Even though the robots can complete their part of the invention process more and more quickly, we can’t advance another 0.1 steps up the Kardashev scale until the human inventors finish the part of the innovation tasks that only they know how to do. [...] Most importantly, growth won’t continuously accelerate into anything crazy so long as less than 100% of the innovation tasks are automated.
One further point Matt makes is about the combinatorics behind invention. He writes: “if innovation is about combining different ideas in novel ways, then the nature of combinatorics means the number of possible ideas grows at a faster than exponential rate.” This is where emerging disciplines such as collective intelligence play a key role, as EV member Gianni Giacomelli laid out in this newsletter a few months ago, writing about crossing the innovation chasm with “the interplay of networks of people and intelligent machines, thus generating emergent, superior (and possibly exponential) cognitive properties.”
🟨 Sulphur famine
In the race to secure materials to power the transition to renewables, one chemical gets little attention: sulphuric acid (H2SO4). Sulphuric acid was one of the first chemicals to be produced at a large scale during the Industrial Revolution for its use across metallurgy, textiles and cleaning. We still use massive amounts of it today: 246 million tonnes per year, with the expectation of increase to 400 million tonnes by 2040. Sulphuric acid is used to separate metals from their ores, playing a key part in the mining of heavy metals for EVs, batteries, magnets and other technologies; it is also used to produce biofuels and fertilisers. Now, here’s the catch: with the most easily available sulphur deposits exhausted by the 1950s, refineries turned to filtering sulphur out of petroleum; 80% of sulphur used today is sourced in this way. But as we move away from fossil fuels…

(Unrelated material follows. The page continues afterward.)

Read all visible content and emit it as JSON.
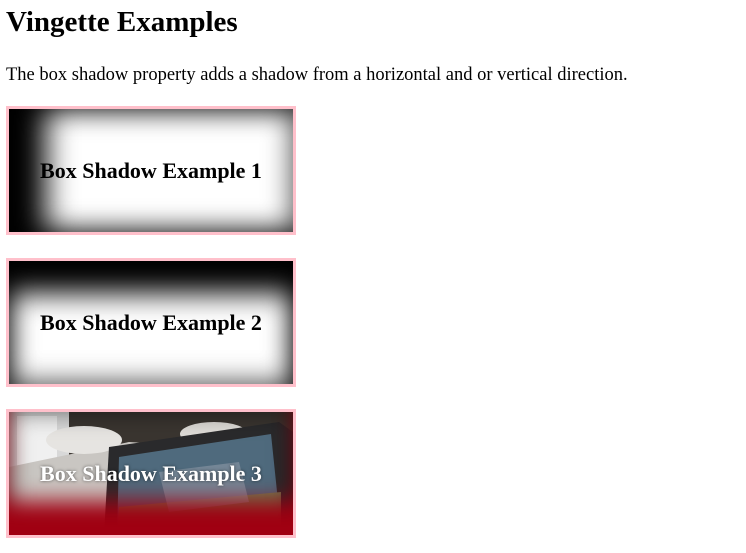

[t]he world could swing back to sourcing sulfur directly from mines. That may happen if the economics favor it. But it’s costlier than getting it from petroleum, and the Frasch process carries an unacceptable ecological burden (not to mention unpleasant social impacts that disproportionately affect people in developing countries). [...] Reducing the future need for sulfuric-acid certainly wouldn’t hurt. Already, there are batteries (such as lithium iron phosphate batteries) that have lower energy-capacity-to-weight ratios but take in less nickel, cobalt, and heavy metals, and thus need less sulfuric acid. Future research could shape batteries that deliver the best of both worlds.
See also, a couple of years ago we hosted a member-only briefing on building a sustainable battery industry. Premium members of Exponential View can read the brief here to understand battery technology and recycling.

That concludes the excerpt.